Canada Research Chair in Geoenvironmental Restoration Engineering
Tier 2 - 2007-07-01
Natural Sciences and Engineering
519-661-2111, ext./poste 84154
Developing new strategies to clean up the thousands of contaminated former industrial sites throughout Canada.
This research will make cleanups of contaminated sites more efficient and cost-effective and improve public health by allowing land to be reclaimed for new uses.
Wiping the contaminated slate clean
Without industry, Canadians would not enjoy prosperity and creature comforts. But the cost of this progress has been high. There are about 30,000 chemically contaminated sites around the country, and each is a potential threat to human and environmental health.
Because of poor disposal methods or accidental leaks, the soil at these former industrial sites now contains a toxic soup of chemicals. These include gasoline and oil, industrial by products such as solvents, and even a few banned substances like PCBs. Many of these chemicals are suspected or known carcinogens, making groundwater that flows through the contaminated sites unusable and potentially dangerous. Using current techniques, it would cost tens of billions of dollars to clean up all of Canada’s contaminated sites, not including associated costs such as health care.
Dr. Jason Gerhard, Canada Research Chair in Geoenvironmental Restoration Engineering, is developing a wider array of practical strategies and cost-effective technologies to eliminate hazardous chemicals in the soil.
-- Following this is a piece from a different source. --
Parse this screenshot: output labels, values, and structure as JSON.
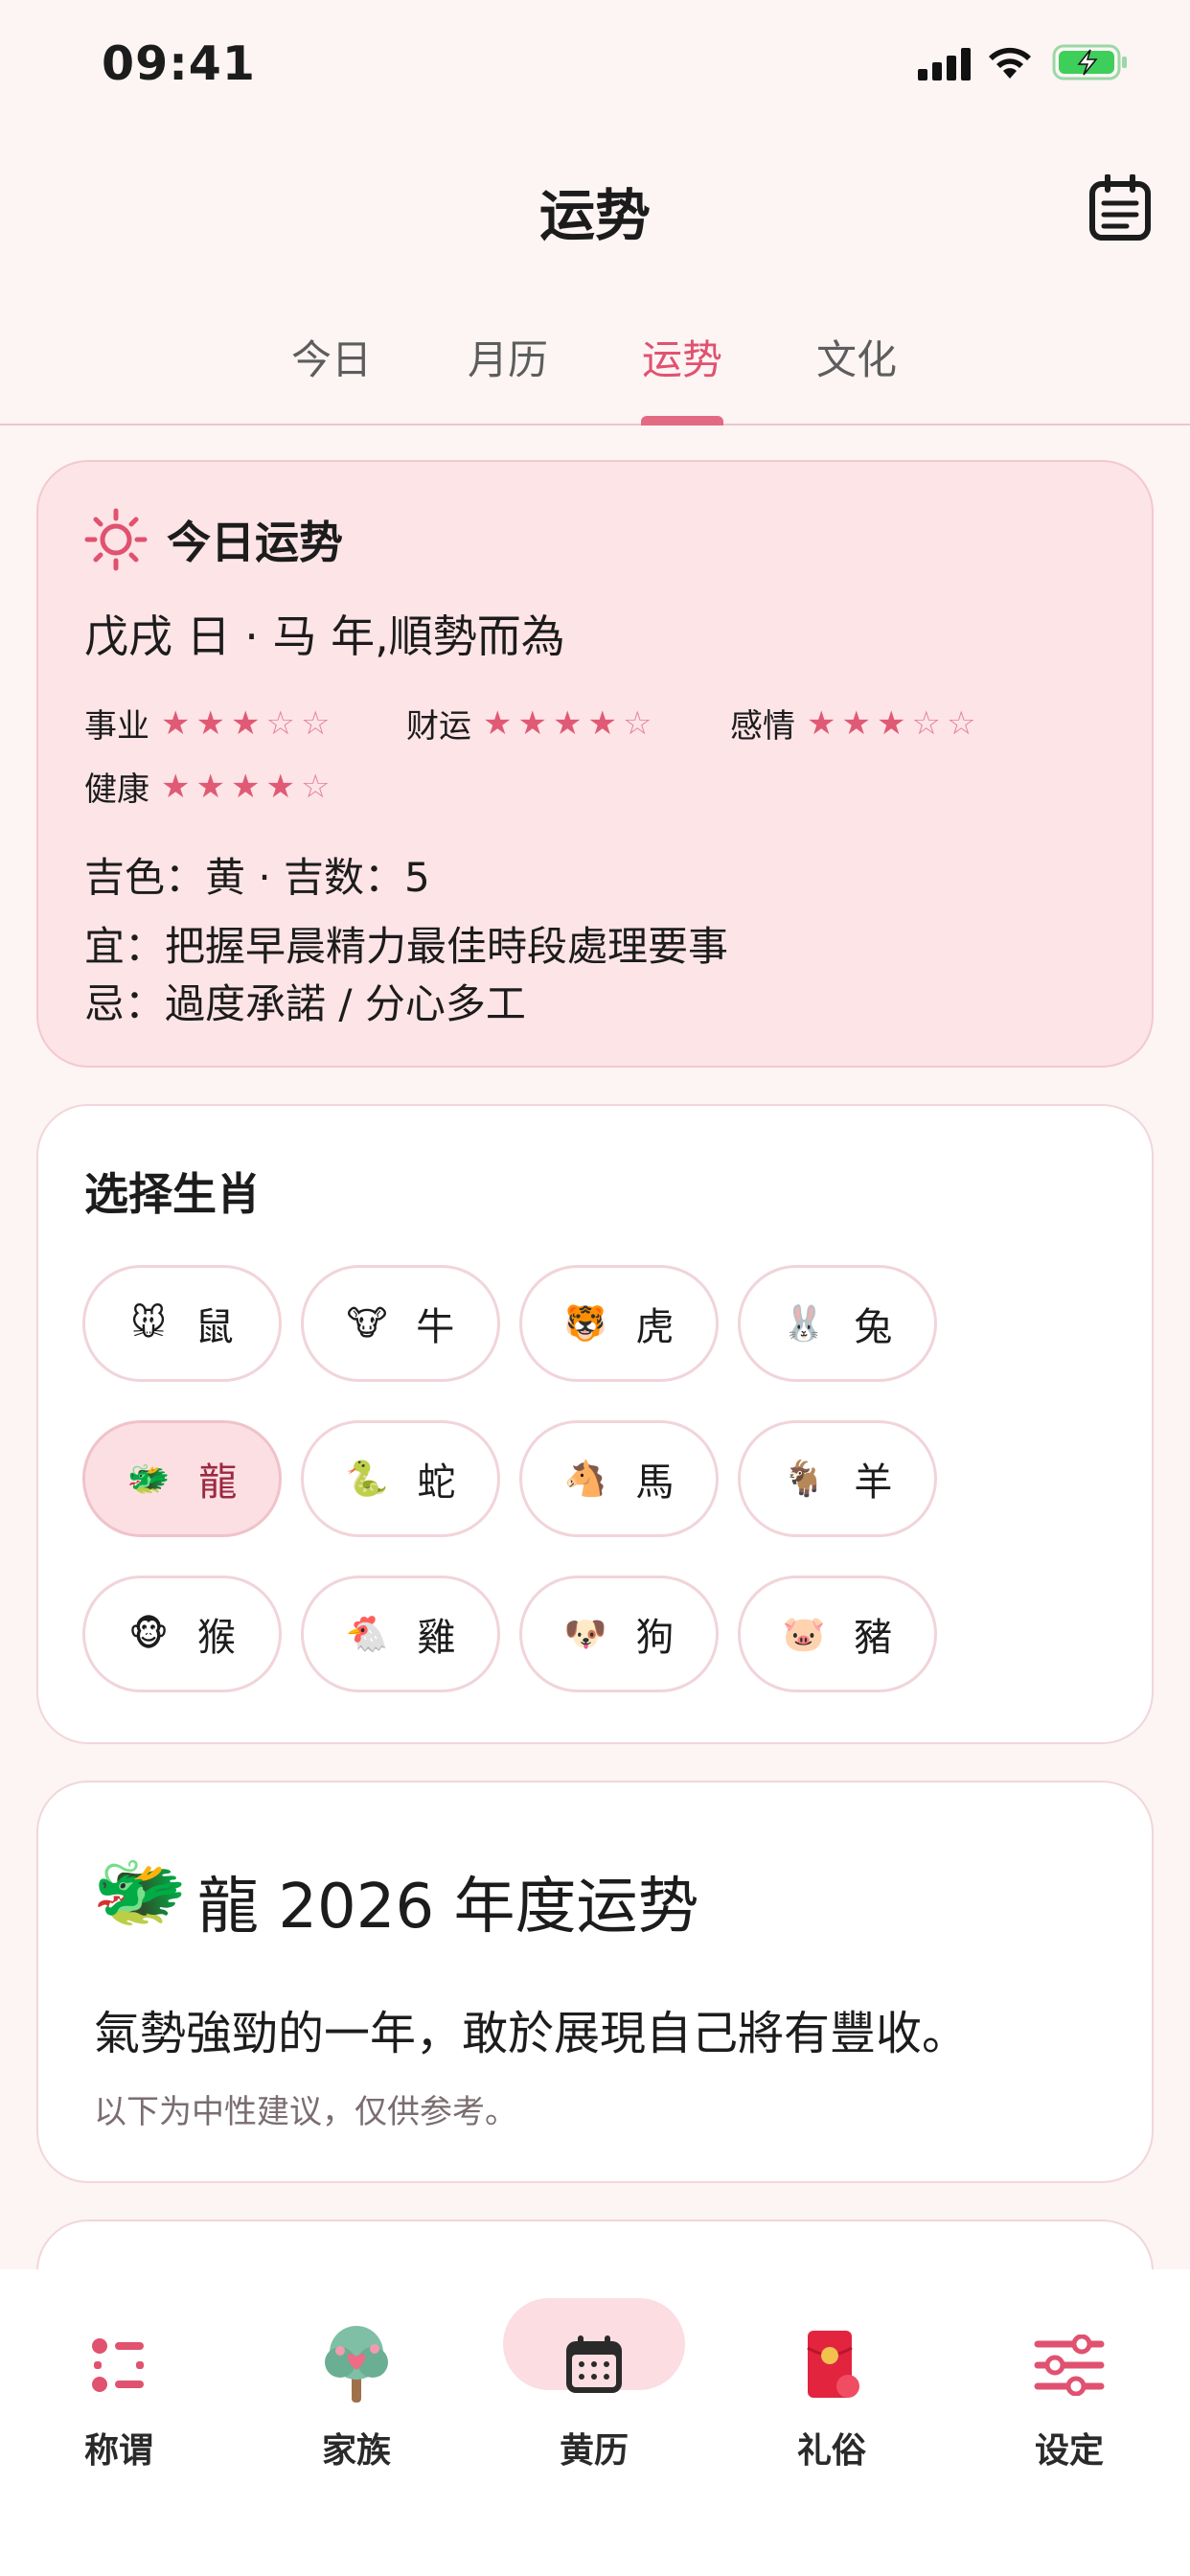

Gerhard is recreating the complex chemical, soil and rock environments of toxic sites in the lab and testing to see which strategies interact best during the restoration process at the sites. Results are combined with software that lets researchers simulate a variety of contaminated sites and treatments and to then tackle problems at actual sites efficiently and cost-effectively.
Gerhard’s research will reduce the health risks and financial liabilities of contaminated industrial sites. It will also allow for the reclamation of numerous abandoned industrial sites across Canada that can be put to better uses.